There is also no requirement that anyone use Facebook or Twitter. People can choose to move to other platforms. In 2020 social media platforms Parler, Gab, and MeWe saw a sharp rise in their user count as many conservatives migrated to these platforms  because they believed that they were being censored by Facebook and Twitter. Academic studies during this period have shown that Facebook’s algorithms and content moderation decisions actually favored conservative commentary over liberal commentary but at that point the die was cast

 

Parler’s founder and former CEO notably has called for the removal of Section 230, a sentiment echoed by millions of conservatives and right-wing extremists on these smaller platforms.

 

But here’s the thing: Killing Section 230 would kill Parler, Gab and MeWe. If the laws roll back to pre-Section 230 times, then there would be legions of lawsuits against Parler itself over libel, slander, and defamation and easily bankrupt the platform. Read through any Parler post comments section and you will see hyperbole, libel, and demonstrably false information everywhere. Facebook has this issue as well (though a bit less extreme) as the extremists have mostly left the platform for Parler and others

 

The only way for a Parler to survive without Section 230 protections would be to ramp up the filtering and censorship to the highest possible level to prevent that libelous speech from being published. If you think Facebook is bad for moderating content – given the explosion of fake news on the site – you haven’t seen anything yet. 

 

It would be impossible for any social media platform to keep up with the firehose of libel on its platform. Artificial intelligence (AI) would have to be programmed to aggressively decide to block posts over easily allowing them. That would explode the already concerning false-positive ratio that platforms like Facebook see. An army of content moderators would be continuously playing catchup to the millions of users whose default state of being online appears to be “uncivil” at best.

 

Even for horrific content, it’s always a game of catchup. The New Zealand shooter was able to live-stream his atrocities for some time before Facebook caught it and took it down. So, do we sue Facebook for the choices of a murderer who decides to live stream a mass murder? Or conversely, do we understand tha
t it’s almost impossible to effectively police 4 billion daily users? Without Section 230, all social media platforms face these hard choices. 

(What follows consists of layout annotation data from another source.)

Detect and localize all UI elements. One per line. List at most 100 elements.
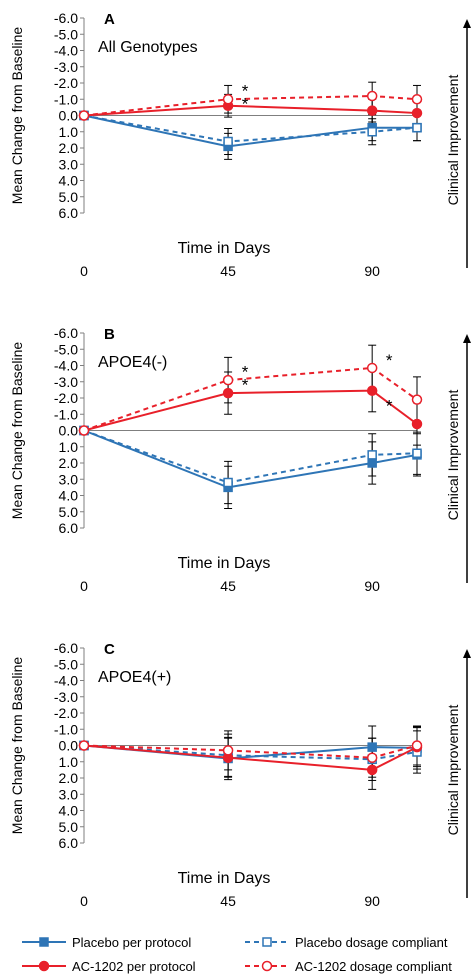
panel-letter: B (104, 326, 115, 343)
panel-subtitle: APOE4(+) (98, 669, 171, 686)
significance-asterisk: * (242, 95, 249, 114)
data-point (78, 110, 90, 121)
chart-panel-c: -6.0-5.0-4.0-3.0-2.0-1.00.01.02.03.04.05… (9, 640, 471, 909)
legend-item: Placebo per protocol (22, 935, 191, 950)
legend-label: AC-1202 dosage compliant (295, 959, 452, 974)
data-point (411, 418, 423, 430)
y-tick-label: -4.0 (54, 43, 78, 59)
data-point (222, 374, 234, 386)
y-tick-label: 0.0 (59, 738, 79, 754)
x-tick-label: 45 (220, 263, 236, 279)
y-tick-label: -4.0 (54, 673, 78, 689)
series-line (83, 744, 418, 759)
data-point (366, 362, 378, 374)
y-tick-label: 0.0 (59, 423, 79, 439)
y-tick-label: -6.0 (54, 10, 78, 26)
series-line (83, 114, 418, 143)
data-point (78, 740, 90, 751)
data-point (366, 90, 378, 102)
y-tick-label: 2.0 (59, 770, 79, 786)
panel-subtitle: All Genotypes (98, 39, 198, 56)
x-tick-label: 90 (364, 263, 380, 279)
y-tick-label: 5.0 (59, 189, 79, 205)
y-tick-label: -5.0 (54, 341, 78, 357)
y-axis-label: Mean Change from Baseline (9, 342, 25, 520)
y-tick-label: -3.0 (54, 374, 78, 390)
y-tick-label: 6.0 (59, 520, 79, 536)
y-tick-label: -2.0 (54, 75, 78, 91)
y-tick-label: -4.0 (54, 358, 78, 374)
series-line (83, 94, 418, 117)
y-tick-label: 6.0 (59, 835, 79, 851)
legend-marker (262, 937, 272, 947)
legend-item: AC-1202 dosage compliant (245, 959, 452, 974)
legend-label: Placebo dosage compliant (295, 935, 448, 950)
x-tick-label: 90 (364, 893, 380, 909)
data-point (412, 448, 422, 458)
y-tick-label: -2.0 (54, 390, 78, 406)
data-point (223, 136, 233, 147)
data-point (78, 425, 90, 436)
panel-subtitle: APOE4(-) (98, 354, 167, 371)
legend-marker (261, 960, 273, 972)
x-tick-label: 0 (80, 893, 88, 909)
x-tick-label: 45 (220, 578, 236, 594)
significance-asterisk: * (242, 362, 249, 381)
y-tick-label: 5.0 (59, 504, 79, 520)
y-tick-label: 2.0 (59, 140, 79, 156)
series-line (83, 744, 418, 761)
panel-letter: C (104, 641, 115, 658)
data-point (367, 127, 377, 137)
legend-item: AC-1202 per protocol (22, 959, 196, 974)
x-axis-label: Time in Days (178, 555, 271, 572)
series-line (83, 104, 418, 117)
panel-letter: A (104, 11, 115, 28)
y-tick-label: -3.0 (54, 59, 78, 75)
data-point (367, 458, 377, 468)
data-point (367, 742, 377, 752)
y-tick-label: 2.0 (59, 455, 79, 471)
x-tick-label: 0 (80, 578, 88, 594)
legend-marker (39, 937, 49, 947)
clinical-improvement-label: Clinical Improvement (445, 390, 461, 521)
y-tick-label: -5.0 (54, 656, 78, 672)
y-tick-label: 0.0 (59, 108, 79, 124)
y-tick-label: 5.0 (59, 819, 79, 835)
legend-item: Placebo dosage compliant (245, 935, 448, 950)
data-point (366, 105, 378, 116)
legend: Placebo per protocol Placebo dosage compl… (22, 935, 452, 974)
data-point (366, 385, 378, 396)
series-line (83, 389, 418, 432)
series-line (83, 429, 418, 484)
data-point (223, 477, 233, 488)
x-axis-label: Time in Days (178, 870, 271, 887)
clinical-improvement-label: Clinical Improvement (445, 75, 461, 206)
data-point (222, 94, 234, 105)
data-point (366, 752, 378, 763)
y-tick-label: 4.0 (59, 803, 79, 819)
y-tick-label: 3.0 (59, 156, 79, 172)
significance-asterisk: * (386, 397, 393, 416)
clinical-improvement-label: Clinical Improvement (445, 705, 461, 836)
x-tick-label: 90 (364, 578, 380, 594)
y-tick-label: 3.0 (59, 471, 79, 487)
y-tick-label: -6.0 (54, 325, 78, 341)
y-tick-label: -5.0 (54, 26, 78, 42)
legend-label: Placebo per protocol (72, 935, 191, 950)
chart-panel-a: -6.0-5.0-4.0-3.0-2.0-1.00.01.02.03.04.05… (9, 10, 471, 279)
y-tick-label: -1.0 (54, 721, 78, 737)
data-point (222, 387, 234, 399)
y-tick-label: 1.0 (59, 124, 79, 140)
x-axis-label: Time in Days (178, 240, 271, 257)
data-point (366, 764, 378, 776)
y-tick-label: 6.0 (59, 205, 79, 221)
y-tick-label: 4.0 (59, 173, 79, 189)
data-point (411, 740, 423, 751)
y-tick-label: -3.0 (54, 689, 78, 705)
series-line (83, 366, 418, 432)
series-line (83, 744, 418, 771)
y-tick-label: 4.0 (59, 488, 79, 504)
x-tick-label: 45 (220, 893, 236, 909)
y-axis-label: Mean Change from Baseline (9, 27, 25, 205)
significance-asterisk: * (242, 82, 249, 101)
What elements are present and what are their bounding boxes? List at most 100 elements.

Section 230 isn’t perfect. Legitimate critique of its lack of a clear “good faith” clause and also how it could potentially hinder state law enforcement investigating sex trafficking are topics that seriously need addressing. However, a free expression protection that was conceived of in the dial-up Internet era is critical in allowing an entire society to publish their thoughts online on platforms that are protected from having liability for their users’ poor choices. 

 

This is what separates the United States from many other countries that enforce the filtering of political and other speech. Without a law like Section 230, censorship will have to reign supreme. It is laughable to think that the Parlers of the world are going to go broke by letting their users post whatever they want when they don’t have a liability shield.

 

Humans want the ability to freely express themselves as they see fit and the platform providers want them as users. Disrupt that ability and we may actually see conservatives and liberals agree on a society-wide issue for the first time in years.